Thursday June 5, 15:00-15:30 | session 8.3 | Hedging | room EF
In this paper, we consider problems of hedging barrier-style basket options using individual options based on our previously proposed optimal hedging strategy in Yamada (2010—2013) for European options. The optimal hedging problem is formulated as follows: Find optimal smooth functions of individual options to minimize the mean square error from the payoff of down-and-out basket option. For solving the problem, we shall take advantage of a necessary and sufficient condition expressed in terms of linear equations of conditional expectations involving multivariate and path-dependent underlying asset in barrier options. We provide an efficient computational procedure by performing the Brownian bridge decomposition in the expression of underlying assets, and show that the computations involving conditional expectations of basket type barrier options may be reduced to those of unconditional expectations.
Then, we apply our methodology to the Black and Cox (1976) type first passage time structural model, in which a dafaultable company possesses/runs multiple assets/projects and the default may occur the first time the asset value hits a certain lower threshold before the maturity. We discuss how to evaluate individual equity values using smooth functions of optimal hedging problem, and examine the behavior of terminal values of individual equity values approximated by the optimal smooth functions based on the conditional expectations given default or survival. We provide the notion of unbiased payoff, in which the payoff defined by the sum of individual options is said to be unbiased with respect to the barrier option payoff if their conditional expectations are equal given default or survival. We show that the unbiased payoff is constructed by adding a systematic term related to the default event for adjusting the conditional expectations. Moreover, such an unbiased payoff is shown to achieve a smaller mean square error in the objective function of the optimal hedging problem. Finally, we demonstrate how to evaluate contributions of individual equity values to default or survival using the unbiased payoff via certain normalization for conditional expectations. Numerical experiments illustrate that, in the case where the firm is still survival under default risk, the source of excess profit is mainly brought from a high volatility project (or asset), whereas a negatively larger equity value is obtained with a higher volatility project when the firm is default.

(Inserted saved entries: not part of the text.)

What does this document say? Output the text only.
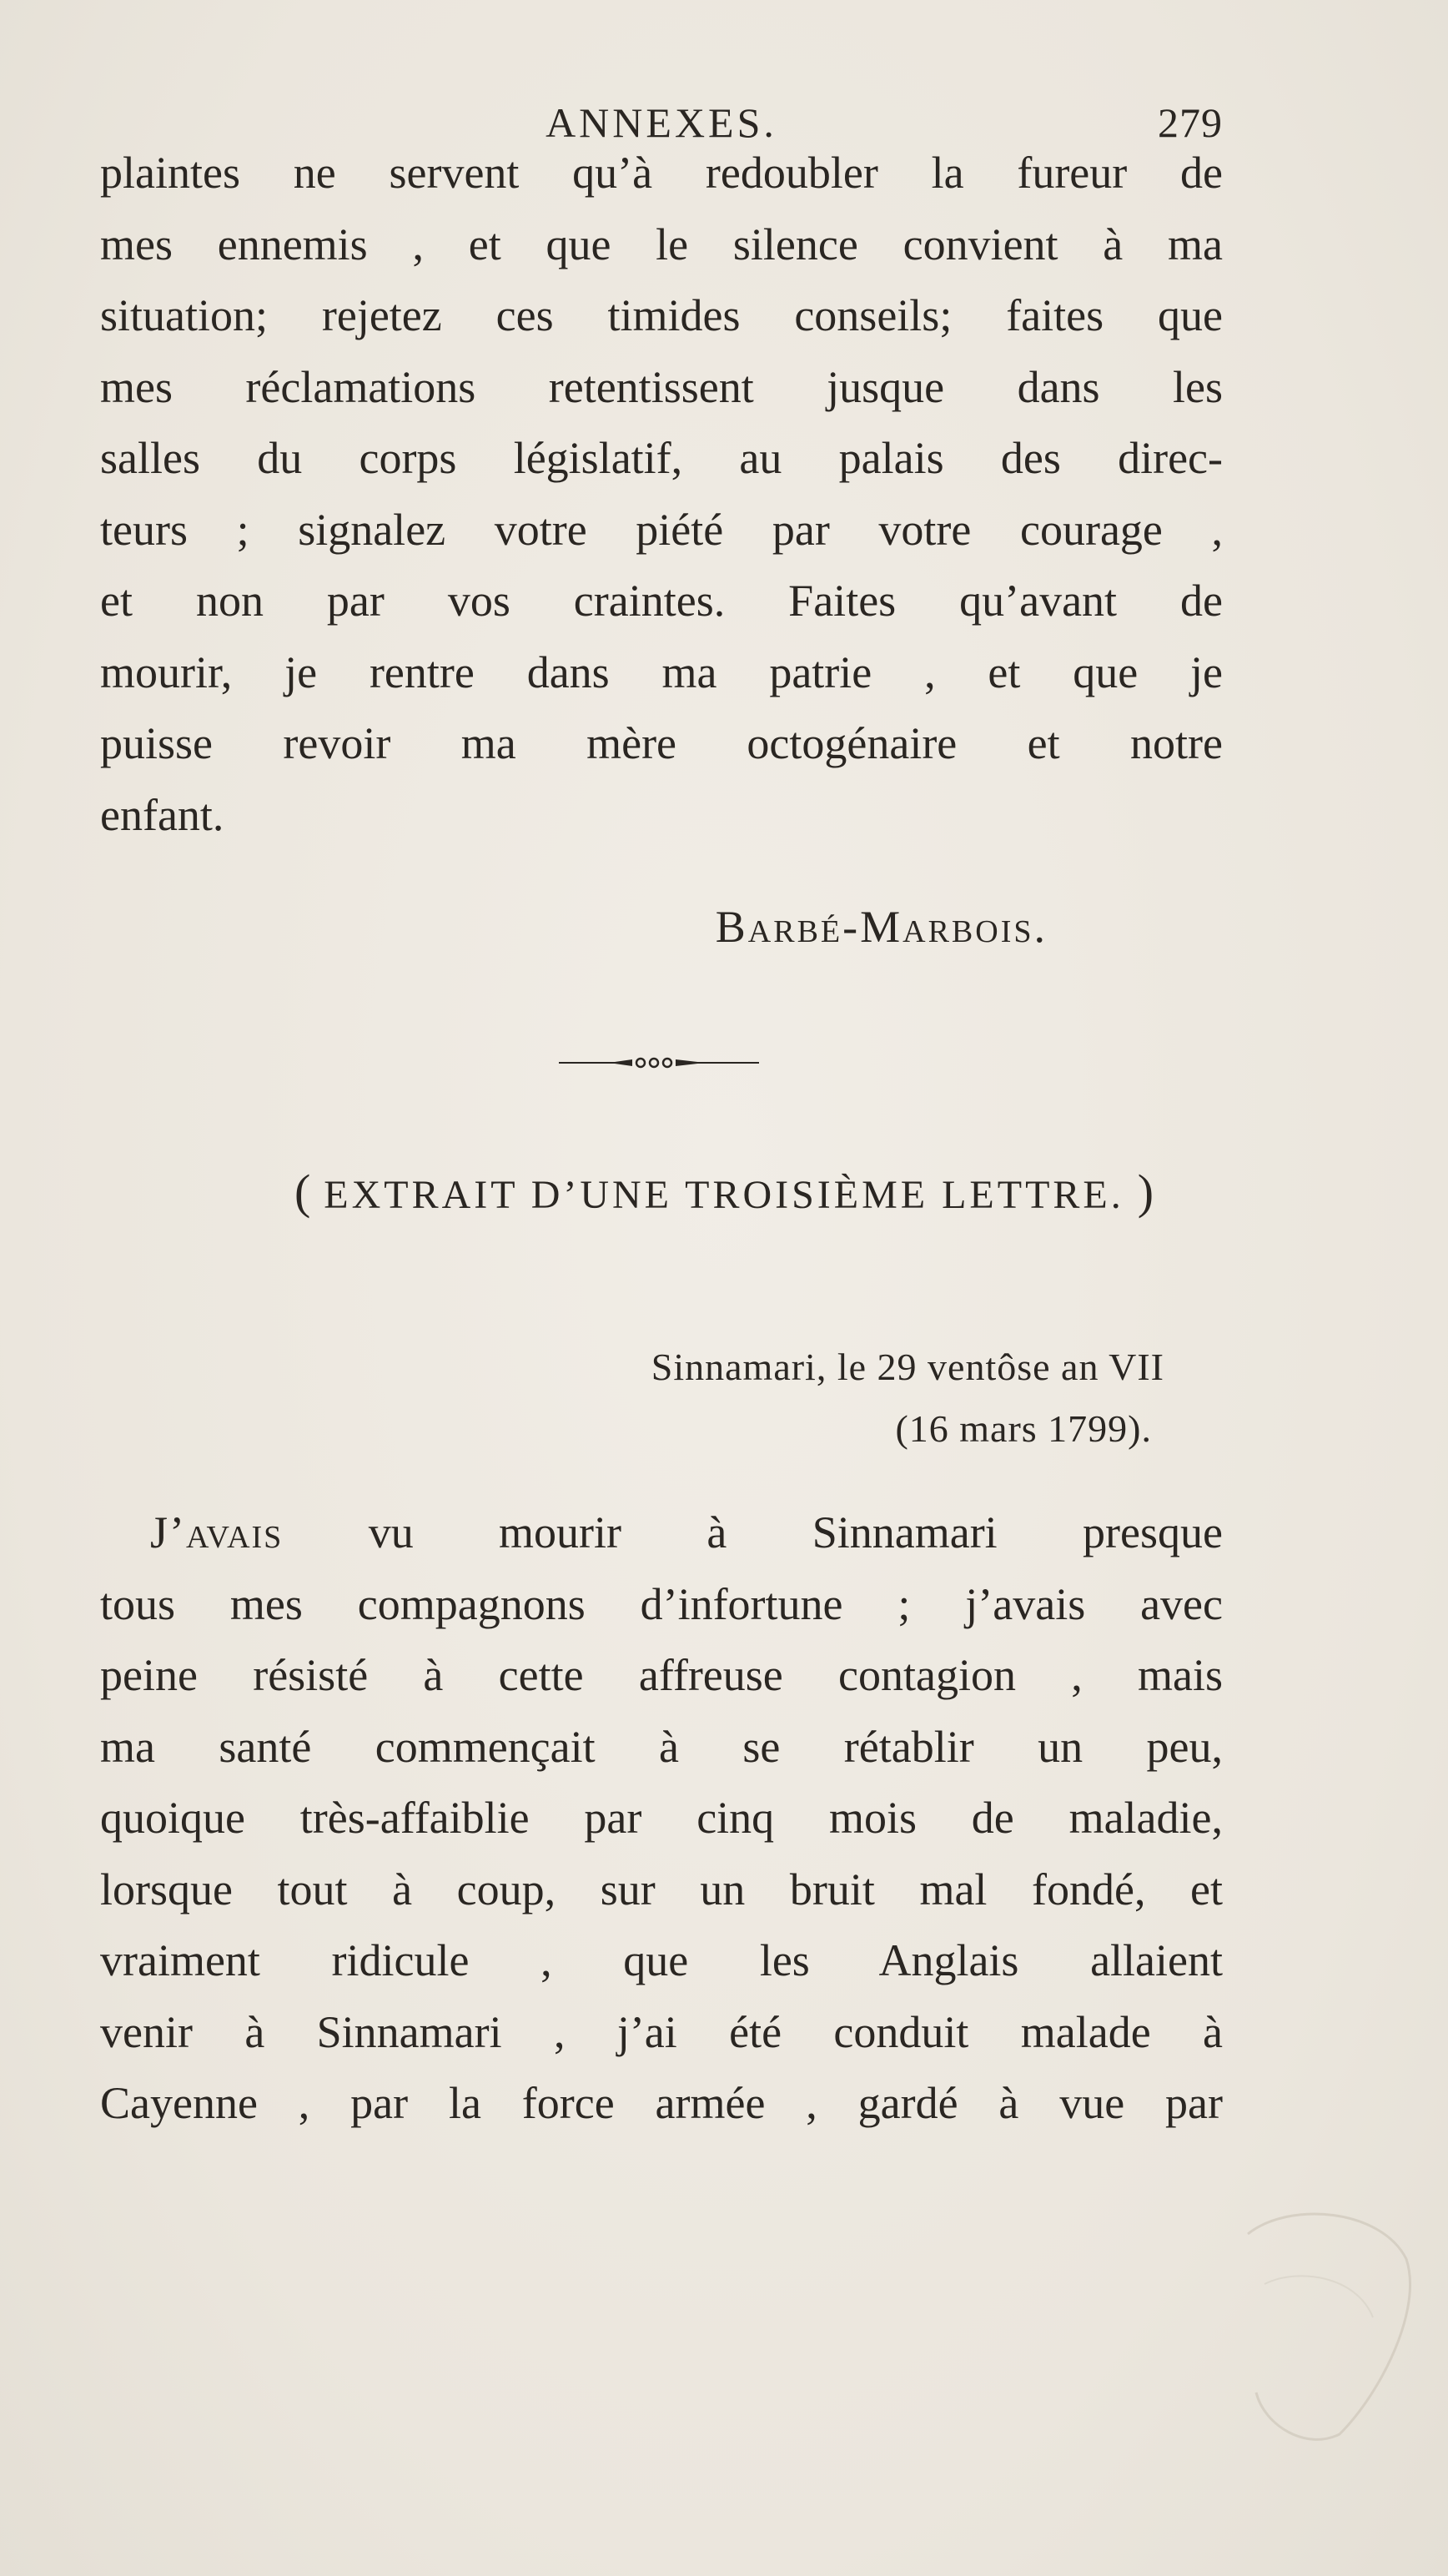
ANNEXES.	279
plaintes ne servent qu’à redoubler la fureur de
mes ennemis , et que le silence convient à ma
situation; rejetez ces timides conseils; faites que
mes réclamations retentissent jusque dans les
salles du corps législatif, au palais des direc-
teurs ; signalez votre piété par votre courage ,
et non par vos craintes. Faites qu’avant de
mourir, je rentre dans ma patrie , et que je
puisse revoir ma mère octogénaire et notre
enfant.
Barbé-Marbois.
( EXTRAIT D’UNE TROISIÈME LETTRE. )
Sinnamari, le 29 ventôse an VII
(16 mars 1799).
J’avais vu mourir à Sinnamari presque
tous mes compagnons d’infortune ; j’avais avec
peine résisté à cette affreuse contagion , mais
ma santé commençait à se rétablir un peu,
quoique très-affaiblie par cinq mois de maladie,
lorsque tout à coup, sur un bruit mal fondé, et
vraiment ridicule , que les Anglais allaient
venir à Sinnamari , j’ai été conduit malade à
Cayenne , par la force armée , gardé à vue par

Thursday June 5, 15:30-16:00 | session 8.3 | Hedging | room EF
We consider a finite discrete-time market with one risky asset. An investor can hold static positions in vanilla options written on the risky asset, and also trade dynamically the risky asset under portfolio constraints. Without specifying any particular model for the risky asset, we derive a model-independent duality for superhedging. With the aid of this duality, we obtain a robust version of the fundamental theorem of asset pricing under portfolio constraints. Finally, we establish the model-independent 'facelifting phenomenon': superhedging a payoff under portfolio constraints is equivalent to superhedging a facelifted payoff without constraints.